Nanaimo city officials want to build a new regional team to help control Vancouver Island’s Canada geese population.

The City of Nanaimo is about to call on governments and wildlife experts to join forces on a regional strategy to manage a persistent Canada geese problem. The move will see the new group look beyond municipal boundaries at the bird’s population numbers and the tools they can employ to control the geese, including relocation and a potential limited cull.

A regional strategy makes sense with the resident birds moving between east Vancouver Island communities, according to Kevin Brydges, the city’s environmental bylaw enforcement officer. If Nanaimo, for example, took an approach to deal with the birds here, is it a futile effort considering it may get more birds from the north and south Island?

“Instead of five of us working apart, we’re trying to get together and work together,” he said.

Canada geese aren’t a native resident bird to the Island. Young were transplanted in the 1960s and ’70s as part of an introduction program to Vancouver Island to boost wildlife viewing and sport hunting opportunities, a city report shows. They didn’t learn to seasonally migrate, with little opportunity to learn behaviour from mature geese and like other urbanized animals like deer and rabbits, lack the stressors of predators and being out in the wild.  They’re becoming a public concern, with feces scattered on lake beaches, parks and damage done to agricultural lands and estuaries.

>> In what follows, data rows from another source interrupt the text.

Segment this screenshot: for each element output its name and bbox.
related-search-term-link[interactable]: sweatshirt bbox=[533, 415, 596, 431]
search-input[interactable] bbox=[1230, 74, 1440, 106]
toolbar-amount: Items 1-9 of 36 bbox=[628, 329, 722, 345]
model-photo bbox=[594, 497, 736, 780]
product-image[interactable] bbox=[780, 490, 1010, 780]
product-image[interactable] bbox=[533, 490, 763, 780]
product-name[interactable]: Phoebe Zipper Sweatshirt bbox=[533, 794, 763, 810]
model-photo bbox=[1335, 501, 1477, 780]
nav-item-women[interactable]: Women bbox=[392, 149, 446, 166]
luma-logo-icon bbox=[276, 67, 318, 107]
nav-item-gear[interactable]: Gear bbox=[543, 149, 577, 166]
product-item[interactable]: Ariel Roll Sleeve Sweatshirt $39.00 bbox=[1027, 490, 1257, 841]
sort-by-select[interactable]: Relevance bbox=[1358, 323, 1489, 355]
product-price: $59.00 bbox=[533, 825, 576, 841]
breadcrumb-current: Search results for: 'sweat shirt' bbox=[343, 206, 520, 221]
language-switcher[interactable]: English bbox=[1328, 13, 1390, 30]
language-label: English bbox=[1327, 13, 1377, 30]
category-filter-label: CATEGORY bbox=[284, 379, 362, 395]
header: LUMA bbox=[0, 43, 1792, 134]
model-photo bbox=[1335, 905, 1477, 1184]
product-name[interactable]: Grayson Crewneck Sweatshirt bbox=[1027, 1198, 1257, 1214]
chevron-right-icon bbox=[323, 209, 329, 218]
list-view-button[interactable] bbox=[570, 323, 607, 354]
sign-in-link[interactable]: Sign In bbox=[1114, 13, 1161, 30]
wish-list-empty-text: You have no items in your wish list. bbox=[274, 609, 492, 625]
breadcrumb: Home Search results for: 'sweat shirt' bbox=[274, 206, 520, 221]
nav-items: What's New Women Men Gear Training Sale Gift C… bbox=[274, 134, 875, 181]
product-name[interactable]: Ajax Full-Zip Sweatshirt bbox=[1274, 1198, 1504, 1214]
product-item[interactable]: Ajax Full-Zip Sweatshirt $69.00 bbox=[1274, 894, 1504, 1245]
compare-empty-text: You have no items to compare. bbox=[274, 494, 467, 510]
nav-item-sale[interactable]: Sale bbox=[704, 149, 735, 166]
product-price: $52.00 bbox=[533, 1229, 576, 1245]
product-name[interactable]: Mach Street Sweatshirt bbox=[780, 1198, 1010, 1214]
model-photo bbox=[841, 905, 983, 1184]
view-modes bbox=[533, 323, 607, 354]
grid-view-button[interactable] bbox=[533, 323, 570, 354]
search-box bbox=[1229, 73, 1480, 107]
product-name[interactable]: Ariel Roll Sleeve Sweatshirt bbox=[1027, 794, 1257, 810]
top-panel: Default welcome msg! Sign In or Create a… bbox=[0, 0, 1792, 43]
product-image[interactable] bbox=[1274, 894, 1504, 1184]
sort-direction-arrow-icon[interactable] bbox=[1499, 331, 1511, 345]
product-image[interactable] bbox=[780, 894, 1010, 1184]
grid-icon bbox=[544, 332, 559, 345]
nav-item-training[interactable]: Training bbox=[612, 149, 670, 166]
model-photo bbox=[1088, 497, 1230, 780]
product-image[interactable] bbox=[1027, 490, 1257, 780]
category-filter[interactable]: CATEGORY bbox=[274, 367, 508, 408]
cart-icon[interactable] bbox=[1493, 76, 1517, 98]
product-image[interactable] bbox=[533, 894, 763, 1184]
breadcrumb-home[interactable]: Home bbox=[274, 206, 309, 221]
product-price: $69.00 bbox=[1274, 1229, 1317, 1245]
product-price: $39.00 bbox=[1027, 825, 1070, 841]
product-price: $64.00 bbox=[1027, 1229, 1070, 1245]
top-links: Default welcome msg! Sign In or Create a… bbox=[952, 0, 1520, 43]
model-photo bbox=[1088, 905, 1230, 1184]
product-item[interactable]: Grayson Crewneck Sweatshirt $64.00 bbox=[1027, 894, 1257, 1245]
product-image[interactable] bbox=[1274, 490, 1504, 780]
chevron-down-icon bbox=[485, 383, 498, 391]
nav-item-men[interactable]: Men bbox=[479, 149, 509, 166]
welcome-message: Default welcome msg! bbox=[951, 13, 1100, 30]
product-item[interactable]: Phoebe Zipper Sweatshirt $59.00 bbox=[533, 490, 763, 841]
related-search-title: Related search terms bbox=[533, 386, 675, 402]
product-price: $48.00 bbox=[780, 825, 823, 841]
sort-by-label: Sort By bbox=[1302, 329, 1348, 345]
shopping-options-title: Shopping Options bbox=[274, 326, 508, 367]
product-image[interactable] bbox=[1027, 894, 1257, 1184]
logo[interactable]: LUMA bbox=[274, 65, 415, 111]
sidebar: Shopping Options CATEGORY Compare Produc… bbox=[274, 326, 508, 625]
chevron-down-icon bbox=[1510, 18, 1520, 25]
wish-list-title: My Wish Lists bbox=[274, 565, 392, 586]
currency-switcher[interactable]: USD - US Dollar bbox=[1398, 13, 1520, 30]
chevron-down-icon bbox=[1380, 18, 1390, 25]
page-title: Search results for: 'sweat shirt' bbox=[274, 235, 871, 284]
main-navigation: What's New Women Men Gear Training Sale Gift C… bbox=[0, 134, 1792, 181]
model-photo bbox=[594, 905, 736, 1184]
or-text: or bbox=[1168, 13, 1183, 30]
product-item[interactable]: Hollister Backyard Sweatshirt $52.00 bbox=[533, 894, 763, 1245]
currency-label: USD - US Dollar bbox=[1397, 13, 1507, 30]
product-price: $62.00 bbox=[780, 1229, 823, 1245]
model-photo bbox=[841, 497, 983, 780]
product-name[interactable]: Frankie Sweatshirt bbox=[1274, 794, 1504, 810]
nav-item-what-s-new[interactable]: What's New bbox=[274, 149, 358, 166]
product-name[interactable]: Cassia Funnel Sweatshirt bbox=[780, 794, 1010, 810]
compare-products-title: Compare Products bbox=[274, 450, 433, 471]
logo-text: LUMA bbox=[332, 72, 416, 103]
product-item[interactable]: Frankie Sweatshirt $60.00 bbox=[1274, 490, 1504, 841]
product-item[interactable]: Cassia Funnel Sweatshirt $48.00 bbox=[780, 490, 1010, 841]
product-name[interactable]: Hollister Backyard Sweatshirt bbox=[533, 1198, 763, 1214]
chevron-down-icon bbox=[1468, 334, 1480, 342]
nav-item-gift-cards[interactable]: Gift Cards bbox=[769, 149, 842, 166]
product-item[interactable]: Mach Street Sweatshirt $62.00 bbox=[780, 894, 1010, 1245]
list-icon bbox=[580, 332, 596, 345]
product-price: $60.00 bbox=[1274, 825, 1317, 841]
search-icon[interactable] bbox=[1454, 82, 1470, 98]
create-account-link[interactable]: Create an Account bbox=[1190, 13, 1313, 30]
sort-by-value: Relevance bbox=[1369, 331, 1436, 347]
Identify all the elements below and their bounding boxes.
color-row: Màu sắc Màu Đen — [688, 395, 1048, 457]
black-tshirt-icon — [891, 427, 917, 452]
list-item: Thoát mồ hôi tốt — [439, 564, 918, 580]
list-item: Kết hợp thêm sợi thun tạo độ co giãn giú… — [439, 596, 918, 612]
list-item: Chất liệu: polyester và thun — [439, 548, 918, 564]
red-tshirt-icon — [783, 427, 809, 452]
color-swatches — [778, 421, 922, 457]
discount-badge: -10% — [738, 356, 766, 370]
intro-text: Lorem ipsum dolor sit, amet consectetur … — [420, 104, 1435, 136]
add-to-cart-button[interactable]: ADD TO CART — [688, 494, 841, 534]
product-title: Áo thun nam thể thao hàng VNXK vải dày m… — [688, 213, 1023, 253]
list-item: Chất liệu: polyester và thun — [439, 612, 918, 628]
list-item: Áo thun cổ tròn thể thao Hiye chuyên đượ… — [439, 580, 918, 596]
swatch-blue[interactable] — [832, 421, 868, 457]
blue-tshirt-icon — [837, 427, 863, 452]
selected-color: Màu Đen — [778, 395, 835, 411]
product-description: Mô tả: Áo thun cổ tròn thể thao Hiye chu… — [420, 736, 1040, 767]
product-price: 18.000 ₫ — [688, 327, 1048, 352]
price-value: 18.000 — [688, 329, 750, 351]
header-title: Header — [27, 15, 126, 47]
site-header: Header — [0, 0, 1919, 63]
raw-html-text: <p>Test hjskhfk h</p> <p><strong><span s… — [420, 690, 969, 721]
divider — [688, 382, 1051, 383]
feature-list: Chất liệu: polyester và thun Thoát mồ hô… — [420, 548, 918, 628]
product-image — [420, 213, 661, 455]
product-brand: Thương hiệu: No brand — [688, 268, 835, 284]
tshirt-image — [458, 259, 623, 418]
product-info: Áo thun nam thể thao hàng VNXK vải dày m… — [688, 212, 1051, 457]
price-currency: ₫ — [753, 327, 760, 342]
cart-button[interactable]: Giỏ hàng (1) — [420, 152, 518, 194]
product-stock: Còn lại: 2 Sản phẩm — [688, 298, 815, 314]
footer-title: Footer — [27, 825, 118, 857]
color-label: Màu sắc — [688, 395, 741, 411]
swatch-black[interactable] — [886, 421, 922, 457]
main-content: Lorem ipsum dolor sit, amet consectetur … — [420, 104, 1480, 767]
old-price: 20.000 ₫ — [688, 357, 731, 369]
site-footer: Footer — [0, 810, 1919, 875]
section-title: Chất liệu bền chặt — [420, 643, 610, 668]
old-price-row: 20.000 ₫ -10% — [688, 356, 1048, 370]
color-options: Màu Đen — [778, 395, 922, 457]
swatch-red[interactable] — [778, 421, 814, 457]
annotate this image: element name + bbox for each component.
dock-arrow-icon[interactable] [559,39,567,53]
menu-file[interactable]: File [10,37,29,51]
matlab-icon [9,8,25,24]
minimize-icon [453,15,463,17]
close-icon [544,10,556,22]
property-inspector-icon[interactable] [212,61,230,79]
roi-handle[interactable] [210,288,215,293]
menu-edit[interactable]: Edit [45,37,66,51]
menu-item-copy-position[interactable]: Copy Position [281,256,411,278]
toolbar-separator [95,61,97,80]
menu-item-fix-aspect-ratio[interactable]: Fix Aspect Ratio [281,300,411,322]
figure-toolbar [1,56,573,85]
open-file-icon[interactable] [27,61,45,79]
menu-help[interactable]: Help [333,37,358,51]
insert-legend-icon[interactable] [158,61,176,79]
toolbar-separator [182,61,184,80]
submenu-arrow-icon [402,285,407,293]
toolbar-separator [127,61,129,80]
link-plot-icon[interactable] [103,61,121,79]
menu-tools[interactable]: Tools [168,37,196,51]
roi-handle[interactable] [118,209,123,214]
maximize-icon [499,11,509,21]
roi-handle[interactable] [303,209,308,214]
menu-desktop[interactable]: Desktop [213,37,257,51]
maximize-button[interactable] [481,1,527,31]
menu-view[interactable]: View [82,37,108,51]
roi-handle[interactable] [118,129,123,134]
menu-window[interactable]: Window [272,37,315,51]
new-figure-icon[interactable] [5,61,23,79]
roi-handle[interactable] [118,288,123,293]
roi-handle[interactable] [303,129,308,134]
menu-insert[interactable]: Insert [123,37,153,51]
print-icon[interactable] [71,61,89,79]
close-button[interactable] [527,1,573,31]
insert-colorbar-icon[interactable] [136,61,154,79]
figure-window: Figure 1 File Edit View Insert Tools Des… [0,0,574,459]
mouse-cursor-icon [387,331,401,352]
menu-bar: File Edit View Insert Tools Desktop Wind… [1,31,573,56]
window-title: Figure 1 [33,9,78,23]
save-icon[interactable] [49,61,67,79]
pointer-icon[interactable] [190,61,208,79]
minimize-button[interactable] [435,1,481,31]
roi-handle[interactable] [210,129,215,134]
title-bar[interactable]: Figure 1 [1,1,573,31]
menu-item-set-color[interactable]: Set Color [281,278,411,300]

The city has tried to manage populations with an egg-addling program and temporary measures like scaring geese with noisemakers and dogs, and relocation. Twenty-three geese were relocated to Cottle Lake, from Westwood, this year.

Efforts have seen some successes. City staff members say there’s not the population boom there would be thanks to the egg-addling program, and at Westwood Lake, nests have dwindled from 18 two decades ago to one.  But Al Britton, Nanaimo’s manager of parks operations, says the city can’t seem to get below that nest number either and he likes the idea of a regional strategy.

“We’re all in the same boat together,” he said.

The city will be consulting with local governments and stakeholders like the Canadian Wildlife Service and Guardians of Mid-Island Estuaries in an effort to create a new committee.